With earnings season in full force, it was Citigroup’s (NYSE: C) turn on Friday. The firm reported strong results, beating the consensus estimate of 5 cents per share coming in with 9 cents per share. The results were below last quarter’s earnings of 14 cents per share, but showed important signs of improvement in beating expectations.
Similar to the disclosures offered by JPMorgan Chase (NYSE: JPM) a day earlier, the firm’s improvement reflect improved credit quality and lower loan loss provisions. Trading revenues surged in the first quarter, but fell significantly in the second as the market decline hampered performance.
In total, Citigroup reported a net profit of $2.7 billion, as compared to $4.4 billion in the prior quarter. The most important metric though cam in the provisions for credit losses, which came in at $6.7 billion, a decline of $2.0 billion or 23% sequentially. This loan loss represents the lowest level since Q3 2007.
With regulatory reform on the horizon, there will be a renewed emphasis on the importance of Capital Ratios. In this disclosure, we learned Citi’s Tier 1 capital ratio came in at 12.0% compared with 11.3% in the prior quarter. Tier 1 common ratio was 9.7%, up from 9.1% in previous quarter. Return On Common Equity (ROE), deteriorated to 7.0% from 12.0% in the prior quarter.
As the U.K. bonus tax continues to effect the global financial system, Citi incurred a $404 million charge in the quarter, driving total expenses up 3% to $11.9 billion.
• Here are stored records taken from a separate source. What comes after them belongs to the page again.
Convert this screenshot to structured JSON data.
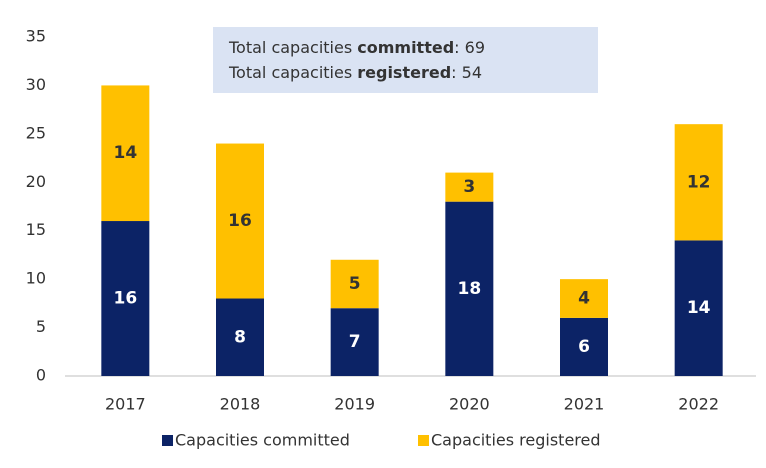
{
  "chart_data": {
    "type": "stacked_bar",
    "categories": [
      "2017",
      "2018",
      "2019",
      "2020",
      "2021",
      "2022"
    ],
    "series": [
      {
        "name": "Capacities committed",
        "color": "#0c2366",
        "values": [
          16,
          8,
          7,
          18,
          6,
          14
        ]
      },
      {
        "name": "Capacities registered",
        "color": "#ffc000",
        "values": [
          14,
          16,
          5,
          3,
          4,
          12
        ]
      }
    ],
    "ylim": [
      0,
      35
    ],
    "yticks": [
      0,
      5,
      10,
      15,
      20,
      25,
      30,
      35
    ],
    "grid": false,
    "legend": "bottom",
    "annotations": [
      {
        "parts": [
          "Total capacities ",
          "committed",
          ": 69"
        ]
      },
      {
        "parts": [
          "Total capacities ",
          "registered",
          ": 54"
        ]
      }
    ]
  }
}
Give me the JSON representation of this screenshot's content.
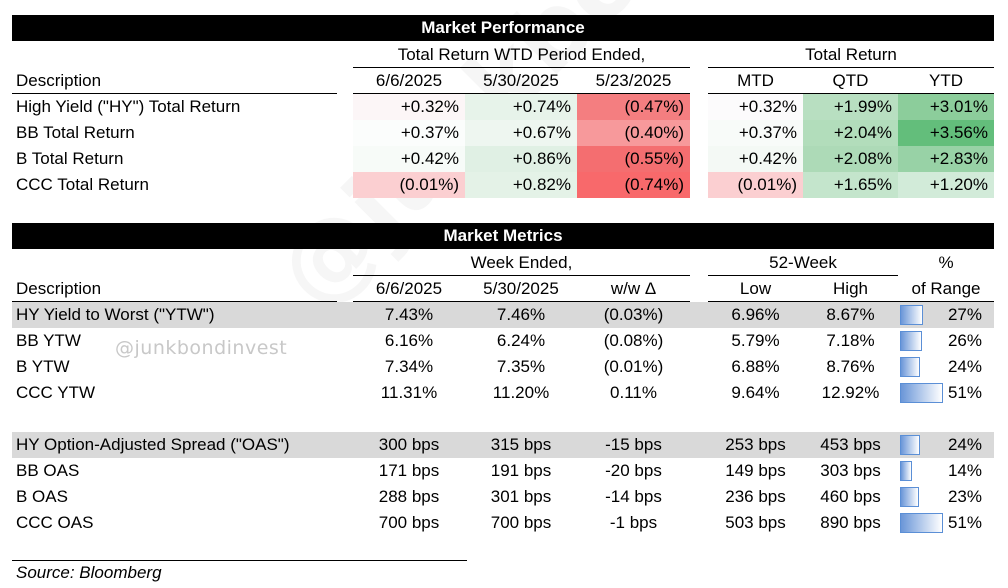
{
  "performance": {
    "title": "Market Performance",
    "group1_label": "Total Return WTD Period Ended,",
    "group2_label": "Total Return",
    "columns": {
      "description": "Description",
      "w1": "6/6/2025",
      "w2": "5/30/2025",
      "w3": "5/23/2025",
      "mtd": "MTD",
      "qtd": "QTD",
      "ytd": "YTD"
    },
    "rows": [
      {
        "label": "High Yield (\"HY\") Total Return",
        "w1": "+0.32%",
        "w2": "+0.74%",
        "w3": "(0.47%)",
        "mtd": "+0.32%",
        "qtd": "+1.99%",
        "ytd": "+3.01%",
        "colors": {
          "w1": "#fcf6f7",
          "w2": "#e7f3ea",
          "w3": "#f47e80",
          "mtd": "#fcfbfc",
          "qtd": "#b8dfc1",
          "ytd": "#8ccd9b"
        }
      },
      {
        "label": "BB Total Return",
        "w1": "+0.37%",
        "w2": "+0.67%",
        "w3": "(0.40%)",
        "mtd": "+0.37%",
        "qtd": "+2.04%",
        "ytd": "+3.56%",
        "colors": {
          "w1": "#fbfdfc",
          "w2": "#eef6f0",
          "w3": "#f7999b",
          "mtd": "#f8fbf9",
          "qtd": "#b2ddbb",
          "ytd": "#63be7b"
        }
      },
      {
        "label": "B Total Return",
        "w1": "+0.42%",
        "w2": "+0.86%",
        "w3": "(0.55%)",
        "mtd": "+0.42%",
        "qtd": "+2.08%",
        "ytd": "+2.83%",
        "colors": {
          "w1": "#f7fbf8",
          "w2": "#e0f0e4",
          "w3": "#f46e70",
          "mtd": "#f4f9f5",
          "qtd": "#addab7",
          "ytd": "#98d2a6"
        }
      },
      {
        "label": "CCC Total Return",
        "w1": "(0.01%)",
        "w2": "+0.82%",
        "w3": "(0.74%)",
        "mtd": "(0.01%)",
        "qtd": "+1.65%",
        "ytd": "+1.20%",
        "colors": {
          "w1": "#fbcfd1",
          "w2": "#e4f2e7",
          "w3": "#f8696b",
          "mtd": "#fbcfd1",
          "qtd": "#c4e5cc",
          "ytd": "#d2ebd9"
        }
      }
    ]
  },
  "metrics": {
    "title": "Market Metrics",
    "week_label": "Week Ended,",
    "week52_label": "52-Week",
    "pct_label_top": "%",
    "pct_label_bottom": "of Range",
    "columns": {
      "description": "Description",
      "w1": "6/6/2025",
      "w2": "5/30/2025",
      "chg": "w/w Δ",
      "low": "Low",
      "high": "High"
    },
    "rows": [
      {
        "label": "HY Yield to Worst (\"YTW\")",
        "w1": "7.43%",
        "w2": "7.46%",
        "chg": "(0.03%)",
        "low": "6.96%",
        "high": "8.67%",
        "pct": "27%",
        "pct_value": 0.27,
        "shaded": true
      },
      {
        "label": "BB YTW",
        "w1": "6.16%",
        "w2": "6.24%",
        "chg": "(0.08%)",
        "low": "5.79%",
        "high": "7.18%",
        "pct": "26%",
        "pct_value": 0.26,
        "shaded": false
      },
      {
        "label": "B YTW",
        "w1": "7.34%",
        "w2": "7.35%",
        "chg": "(0.01%)",
        "low": "6.88%",
        "high": "8.76%",
        "pct": "24%",
        "pct_value": 0.24,
        "shaded": false
      },
      {
        "label": "CCC YTW",
        "w1": "11.31%",
        "w2": "11.20%",
        "chg": "0.11%",
        "low": "9.64%",
        "high": "12.92%",
        "pct": "51%",
        "pct_value": 0.51,
        "shaded": false
      },
      {
        "label": "HY Option-Adjusted Spread (\"OAS\")",
        "w1": "300 bps",
        "w2": "315 bps",
        "chg": "-15 bps",
        "low": "253 bps",
        "high": "453 bps",
        "pct": "24%",
        "pct_value": 0.24,
        "shaded": true
      },
      {
        "label": "BB OAS",
        "w1": "171 bps",
        "w2": "191 bps",
        "chg": "-20 bps",
        "low": "149 bps",
        "high": "303 bps",
        "pct": "14%",
        "pct_value": 0.14,
        "shaded": false
      },
      {
        "label": "B OAS",
        "w1": "288 bps",
        "w2": "301 bps",
        "chg": "-14 bps",
        "low": "236 bps",
        "high": "460 bps",
        "pct": "23%",
        "pct_value": 0.23,
        "shaded": false
      },
      {
        "label": "CCC OAS",
        "w1": "700 bps",
        "w2": "700 bps",
        "chg": "-1 bps",
        "low": "503 bps",
        "high": "890 bps",
        "pct": "51%",
        "pct_value": 0.51,
        "shaded": false
      }
    ]
  },
  "watermark_handle": "@junkbondinvest",
  "watermark_large": "@junkbondinvest",
  "source": "Source: Bloomberg"
}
After the final financial regulatory reform bill is signed into law, it is widely expected to restrict proprietary trading of the banks and thus denting profitability. Additionally, dealing in derivatives will limit risk in some cases, and profits. These actions are expected to impact Goldman Sachs (NYSE: GS), Bank of America (NYSE: BAC), Wells Fargo (NYSE: WFC), and many others.
Amid the declining market and general chaos in the financial system, Citi continues it’s restructing efforts. The firm’s results are tied to economic recover, and the sluggish rate of both are to be expected in the upcoming quarters. However, in the core business Citi remains attractive and this is reflected in the latest earnings results.